The Prospect Park site was highly coveted by developers after the project tumbled into foreclosure. North American acquired the site from Wells Fargo after Thomas lost control of the site.

Toro and his team spent almost all of 2011 touring projects nationwide, and borrowed heavily from well-known developments such as Santana Row and The Grove in California to more organic downtown retail meccas like historic King Street in Charleston, S.C.

The property has its greatest density at the center with several floors of high-rent apartments — one unit is renting for more than $5,000 a month — and offices above boutiques. Townhomes for purchase are being built as buyers come forward, with 101 planned in the first phase.

A second phase will include more residences, retail, restaurants, a luxury hotel and possibly a conference center in a venture with the city. Houston developer Hines Interests has joined North American to build a planned 14-story office tower.

The first phase of retail is 98 percent leased, and the offices are about two-thirds full. Developers said they have held talks with tenants for the future office tower, including a potential headquarters for a technology company.

Toro said Avalon’s mix of amenities will give companies looking for office space that appeals to urban-loving millennials an alternative to moving in-town. Athenahealth, a health care IT firm, recently moved from Alpharetta to the new Ponce City Market in Atlanta to help attract and retain talent. Toro said Avalon will help Alpharetta bolster its technology hub status.

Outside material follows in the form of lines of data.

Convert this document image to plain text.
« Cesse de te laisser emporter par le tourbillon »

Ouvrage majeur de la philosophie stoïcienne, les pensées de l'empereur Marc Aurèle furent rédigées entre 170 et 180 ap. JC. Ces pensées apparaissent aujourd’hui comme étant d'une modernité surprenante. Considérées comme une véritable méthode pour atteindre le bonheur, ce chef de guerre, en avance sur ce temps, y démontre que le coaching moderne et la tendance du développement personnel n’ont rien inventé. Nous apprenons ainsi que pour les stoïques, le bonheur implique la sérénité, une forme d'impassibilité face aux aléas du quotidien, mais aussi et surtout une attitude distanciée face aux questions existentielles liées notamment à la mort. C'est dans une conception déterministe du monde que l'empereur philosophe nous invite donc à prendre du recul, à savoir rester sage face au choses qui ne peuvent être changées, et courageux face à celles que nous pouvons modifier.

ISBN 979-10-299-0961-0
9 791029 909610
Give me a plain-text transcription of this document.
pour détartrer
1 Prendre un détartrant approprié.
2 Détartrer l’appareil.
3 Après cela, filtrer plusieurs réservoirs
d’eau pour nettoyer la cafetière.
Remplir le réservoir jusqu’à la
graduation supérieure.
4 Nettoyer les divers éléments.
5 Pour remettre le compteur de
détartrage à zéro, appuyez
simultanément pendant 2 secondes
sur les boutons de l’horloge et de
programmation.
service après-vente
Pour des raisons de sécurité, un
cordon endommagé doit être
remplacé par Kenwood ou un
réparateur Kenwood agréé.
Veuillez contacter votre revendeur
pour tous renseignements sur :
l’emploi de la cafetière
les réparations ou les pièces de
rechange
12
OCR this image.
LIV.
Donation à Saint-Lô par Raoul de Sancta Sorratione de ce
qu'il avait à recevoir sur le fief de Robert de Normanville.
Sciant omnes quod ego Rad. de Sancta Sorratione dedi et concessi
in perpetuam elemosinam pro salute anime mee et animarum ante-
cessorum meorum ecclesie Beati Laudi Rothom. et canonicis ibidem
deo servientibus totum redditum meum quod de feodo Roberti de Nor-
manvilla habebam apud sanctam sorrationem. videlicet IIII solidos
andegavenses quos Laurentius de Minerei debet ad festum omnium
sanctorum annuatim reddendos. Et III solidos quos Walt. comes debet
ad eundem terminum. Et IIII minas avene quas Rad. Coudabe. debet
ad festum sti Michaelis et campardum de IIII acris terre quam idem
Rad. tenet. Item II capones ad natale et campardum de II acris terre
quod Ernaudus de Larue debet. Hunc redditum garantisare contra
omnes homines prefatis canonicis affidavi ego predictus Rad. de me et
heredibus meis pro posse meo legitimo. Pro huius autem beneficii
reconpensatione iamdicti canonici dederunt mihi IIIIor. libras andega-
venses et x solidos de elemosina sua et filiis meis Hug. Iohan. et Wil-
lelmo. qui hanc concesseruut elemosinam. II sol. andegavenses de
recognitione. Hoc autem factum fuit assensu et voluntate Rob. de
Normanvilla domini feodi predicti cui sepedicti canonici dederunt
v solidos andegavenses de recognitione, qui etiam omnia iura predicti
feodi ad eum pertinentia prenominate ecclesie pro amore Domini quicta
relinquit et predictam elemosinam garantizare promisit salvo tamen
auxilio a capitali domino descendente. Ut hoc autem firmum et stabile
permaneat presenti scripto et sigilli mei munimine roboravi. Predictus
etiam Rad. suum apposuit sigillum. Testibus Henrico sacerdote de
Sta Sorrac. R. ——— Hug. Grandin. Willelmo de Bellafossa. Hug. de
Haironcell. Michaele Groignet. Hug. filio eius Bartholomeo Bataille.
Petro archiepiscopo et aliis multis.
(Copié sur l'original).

The Alpharetta area does not yet have MARTA rail — a factor becoming more important to companies and car-eschewing younger folks — though the transit system is studying a northern expansion. North American has been among those in favor of new transit services.

Bob Voyles, a longtime Atlanta real estate figure and CEO of development firm Seven Oaks Co., said North American is creating a new class of mixed-use development in the suburbs with Avalon.

Leaders of the metro area’s suburban communities see a future where they need to cultivate city centers and to get people out of their cars, Voyles said. (The city of Alpharetta is also underway with a town center project to include a new city hall.)

“These projects aren’t without risk. There’s a huge amount of risk in pulling these things off,” Voyles said.

But Voyles said he thinks Avalon will be successful and become a model for other developers. One of them is his own firm, which is part of a joint venture in Deerfield Township, a smaller mixed-use development in south Forsyth County that will include a walkable mix of residences and commercial development.

“It’s nice to see somebody raise the bar,” Voyles said. “That encourages everybody to do better.”